The institute aims to implement this research in clinical studies at UAB Hospital, which is the third-largest public hospital in the United States. UAB is in a position to answer the difficult questions that will help move personalized medicine out of research labs and into everyday life, says Limdi. How can you incorporate genetic tests into routine clinical patient care? How do you add the results into a patient’s medical record and make sure that they are presented to the doctor at an appropriate time? How much will these extra procedures add to health care costs, and will they ultimately provide value and be cost-effective?

Plavix in Practice

In January, the institute began its first large-scale study. Each year, somewhere around 1,000 patients receive stents at UAB. All patients are put on two antiplatelet medications; 70 percent of patients at UAB, Limdi says, receive prescriptions for the combination of aspirin and clopidogrel (Plavix). “There is evidence that genes affect how effective clopidogrel is, and there is an FDA-approved test that enables us to look at the gene that activates clopidogrel and tell a physician what to give the patient based on his or her genetic makeup,” Limdi said.

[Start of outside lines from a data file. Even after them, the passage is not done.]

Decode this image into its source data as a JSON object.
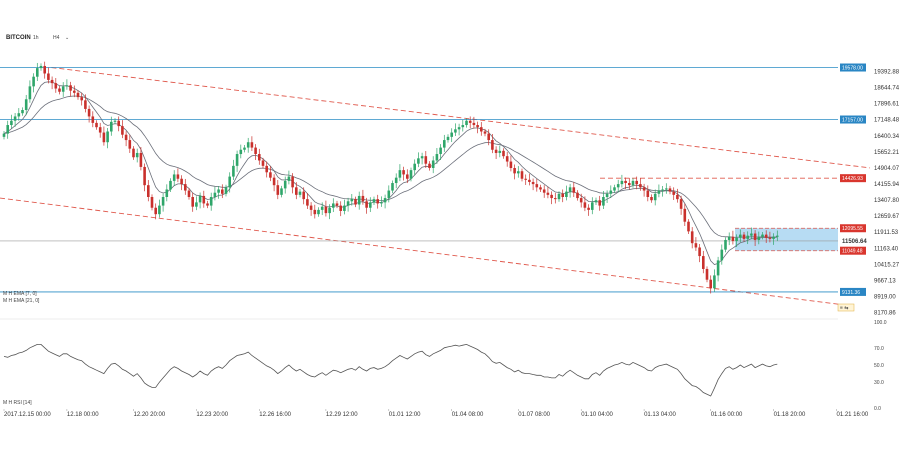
{
  "header": {
    "symbol": "BITCOIN",
    "interval": "1h",
    "timeframe": "H4",
    "dropdown_icon": "chevron-down-icon"
  },
  "legend": {
    "ema7": "M H EMA [7, 0]",
    "ema21": "M H EMA [21, 0]",
    "rsi": "M H RSI [14]"
  },
  "colors": {
    "up": "#2fa66a",
    "down": "#c9302c",
    "ema": "#6b6f7a",
    "hline": "#2a8cc4",
    "channel": "#e05a4e",
    "zone": "#9fd0ef",
    "red_flag": "#d9362e",
    "blue_flag": "#2a86c4",
    "rsi": "#555555",
    "grid": "#e8e8e8"
  },
  "chart_data": {
    "type": "candlestick",
    "ylim": [
      8170.86,
      20300
    ],
    "price_ticks": [
      19392.88,
      18644.74,
      17896.61,
      17148.48,
      16400.34,
      15652.21,
      14904.07,
      14155.94,
      13407.8,
      12659.67,
      11911.53,
      11163.4,
      10415.27,
      9667.13,
      8919.0,
      8170.86
    ],
    "time_labels": [
      "2017.12.15 00:00",
      "12.18 00:00",
      "12.20 20:00",
      "12.23 20:00",
      "12.26 16:00",
      "12.29 12:00",
      "01.01 12:00",
      "01.04 08:00",
      "01.07 08:00",
      "01.10 04:00",
      "01.13 04:00",
      "01.16 00:00",
      "01.18 20:00",
      "01.21 16:00"
    ],
    "time_label_ticks": [
      0,
      17,
      35,
      52,
      69,
      87,
      104,
      121,
      139,
      156,
      173,
      191,
      208,
      225
    ],
    "closes": [
      16500,
      16900,
      17100,
      17300,
      17450,
      17600,
      18100,
      18700,
      19150,
      19550,
      19650,
      19300,
      19000,
      18850,
      18600,
      18450,
      18700,
      18750,
      18500,
      18400,
      18200,
      18050,
      17650,
      17300,
      17000,
      16800,
      16550,
      16100,
      16600,
      17050,
      17100,
      16850,
      16450,
      16200,
      15800,
      15400,
      15600,
      14950,
      14100,
      13550,
      13050,
      12750,
      13150,
      13550,
      13900,
      14300,
      14600,
      14400,
      14150,
      13850,
      13550,
      13100,
      13300,
      13600,
      13250,
      13150,
      13550,
      13750,
      13900,
      13700,
      14000,
      14500,
      15000,
      15550,
      15750,
      15850,
      16100,
      15850,
      15550,
      15250,
      15000,
      14700,
      14450,
      14100,
      13650,
      13950,
      14300,
      14500,
      14000,
      13650,
      13800,
      13450,
      13150,
      12950,
      12750,
      12950,
      13100,
      12800,
      13050,
      13250,
      13150,
      12900,
      13150,
      13350,
      13450,
      13200,
      13600,
      13350,
      13050,
      13300,
      13450,
      13250,
      13300,
      13500,
      13850,
      14200,
      14450,
      14800,
      14600,
      14400,
      14800,
      15100,
      15350,
      15450,
      15100,
      14900,
      15250,
      15550,
      15850,
      16200,
      16350,
      16550,
      16700,
      16800,
      16900,
      17100,
      17000,
      16900,
      16800,
      16600,
      16500,
      16200,
      15750,
      15600,
      15700,
      15450,
      15200,
      14900,
      14650,
      14750,
      14400,
      14350,
      14250,
      14150,
      14000,
      13900,
      13750,
      13650,
      13500,
      13450,
      13700,
      13550,
      13800,
      14000,
      13750,
      13500,
      13300,
      13050,
      12950,
      13300,
      13400,
      13150,
      13550,
      13700,
      13850,
      14000,
      14150,
      14300,
      14200,
      14100,
      14300,
      14150,
      14000,
      13850,
      13550,
      13400,
      13700,
      13850,
      13900,
      13950,
      13800,
      13650,
      13450,
      13000,
      12400,
      11950,
      11400,
      11200,
      10800,
      10200,
      9700,
      9300,
      9900,
      10600,
      11100,
      11550,
      11700,
      11500,
      11650,
      11800,
      11600,
      11750,
      11850,
      11550,
      11700,
      11800,
      11650,
      11600,
      11700,
      11750
    ],
    "candle_count": 210,
    "rsi": {
      "ylim": [
        0,
        100
      ],
      "ticks": [
        100.0,
        70.0,
        50.0,
        30.0,
        0.0
      ],
      "values": [
        60,
        59,
        61,
        62,
        64,
        65,
        67,
        70,
        72,
        74,
        74,
        70,
        66,
        64,
        62,
        60,
        63,
        63,
        60,
        58,
        56,
        55,
        51,
        48,
        46,
        44,
        42,
        40,
        46,
        51,
        52,
        49,
        45,
        43,
        40,
        37,
        40,
        35,
        29,
        26,
        24,
        24,
        30,
        35,
        40,
        45,
        48,
        46,
        43,
        41,
        39,
        36,
        39,
        43,
        40,
        38,
        43,
        46,
        48,
        46,
        50,
        55,
        58,
        61,
        62,
        63,
        65,
        61,
        58,
        55,
        52,
        49,
        47,
        44,
        40,
        43,
        47,
        50,
        46,
        43,
        45,
        42,
        39,
        37,
        36,
        39,
        41,
        38,
        41,
        44,
        43,
        41,
        43,
        45,
        46,
        44,
        48,
        45,
        43,
        46,
        47,
        45,
        46,
        48,
        51,
        55,
        58,
        61,
        59,
        57,
        60,
        63,
        65,
        66,
        62,
        60,
        63,
        65,
        67,
        70,
        71,
        72,
        73,
        72,
        73,
        74,
        72,
        70,
        68,
        65,
        63,
        59,
        54,
        52,
        53,
        50,
        47,
        45,
        42,
        44,
        41,
        40,
        40,
        39,
        38,
        38,
        36,
        36,
        35,
        35,
        39,
        37,
        41,
        44,
        41,
        38,
        36,
        34,
        34,
        39,
        41,
        38,
        43,
        46,
        48,
        50,
        51,
        53,
        51,
        50,
        53,
        51,
        49,
        47,
        44,
        43,
        47,
        49,
        50,
        51,
        49,
        47,
        45,
        40,
        34,
        30,
        26,
        25,
        22,
        18,
        16,
        14,
        23,
        33,
        40,
        46,
        48,
        45,
        47,
        50,
        47,
        49,
        51,
        47,
        49,
        51,
        49,
        48,
        50,
        51
      ]
    },
    "horizontal_levels": [
      {
        "value": 19578.0,
        "label": "19578.00",
        "style": "blue"
      },
      {
        "value": 17157.0,
        "label": "17157.00",
        "style": "blue"
      },
      {
        "value": 9131.36,
        "label": "9131.36",
        "style": "blue"
      },
      {
        "value": 14426.93,
        "label": "14426.93",
        "style": "red-dashed"
      },
      {
        "value": 12095.55,
        "label": "12095.55",
        "style": "red-flag"
      },
      {
        "value": 11049.48,
        "label": "11049.48",
        "style": "red-flag"
      },
      {
        "value": 11506.64,
        "label": "11506.64",
        "style": "gray"
      }
    ],
    "zone": {
      "top": 12095.55,
      "bottom": 11049.48
    },
    "channel_upper": {
      "from": [
        2,
        19578
      ],
      "to": [
        229,
        14904
      ]
    },
    "channel_lower": {
      "from": [
        0,
        13500
      ],
      "to": [
        229,
        8550
      ]
    },
    "grid": false
  }
}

Clopidogrel needs to be converted to its active form by an enzyme known as CYP2C19, Limdi explains. People with variants in the CYP2C19 gene do not activate the clopidogrel in adequate quantities, “so their platelets are more likely to stick to each other.”

Patients who receive a stent at UAB — and consent to take part — will provide a cheek swab, which will then be tested in the UAB Hospital Molecular Diagnostic Laboratory for one of three genetic variants that are associated with response to clopidogrel. Results will be available within an hour and will be placed in the patients’ electronic medical records, Limdi said. “Then, when a physician clicks to prescribe clopidogrel, a warning will appear asking whether the patient has just had a stent and possesses the genetic variant.” If the physician checks yes, the system will suggest that he or she prescribe an alternative drug for patients who possess variants that are associated with lower activation of clopidogrel.

Whether the patient receives a different prescription or not, the researchers will follow his or her progress for one year, looking for differences in 30-day re-admission rates, strokes, stent thrombosis, bleeding complications and other outcomes.

“People have shown in different studies that this gene is important; we are taking that newly discovered information, putting it into practice and seeing if it changes outcomes,” Limdi said. The data will start to answer the question, “If you implemented this systemwide, would it be effective?” she added. In addition to outcomes analysis, researchers will be analyzing cost-effectiveness as well, Limdi says.

Early Warning System

Later this year, Limdi hopes to launch an even more ambitious study: a single test that will screen for several genetic markers that have been implicated in drug-dosing.

One option is to collect the sample during a routine clinical visit such as an annual physical examination. The genotype results for actionable gene-drug pairs can then be added to a patient’s medical record, Limdi explains. “That way, if you need a clopidogrel prescription five years from now, that information is there. Or if you are diagnosed with depression, your doctor will have a better idea of which medications to prescribe.”

Implementing personalized medicine approaches, especially in a major academic medical center such as UAB, will rely heavily on informatics and genomics, Limdi points out. “Personalized medicine will require an investment and a critical mass of clinicians willing to learn and systematically incorporate patient-specific genetics and genomics into treatment decisions,” Limdi said. “But if we can do this, we will help patients at UAB, Alabama and potentially around the world. It will be worth it.”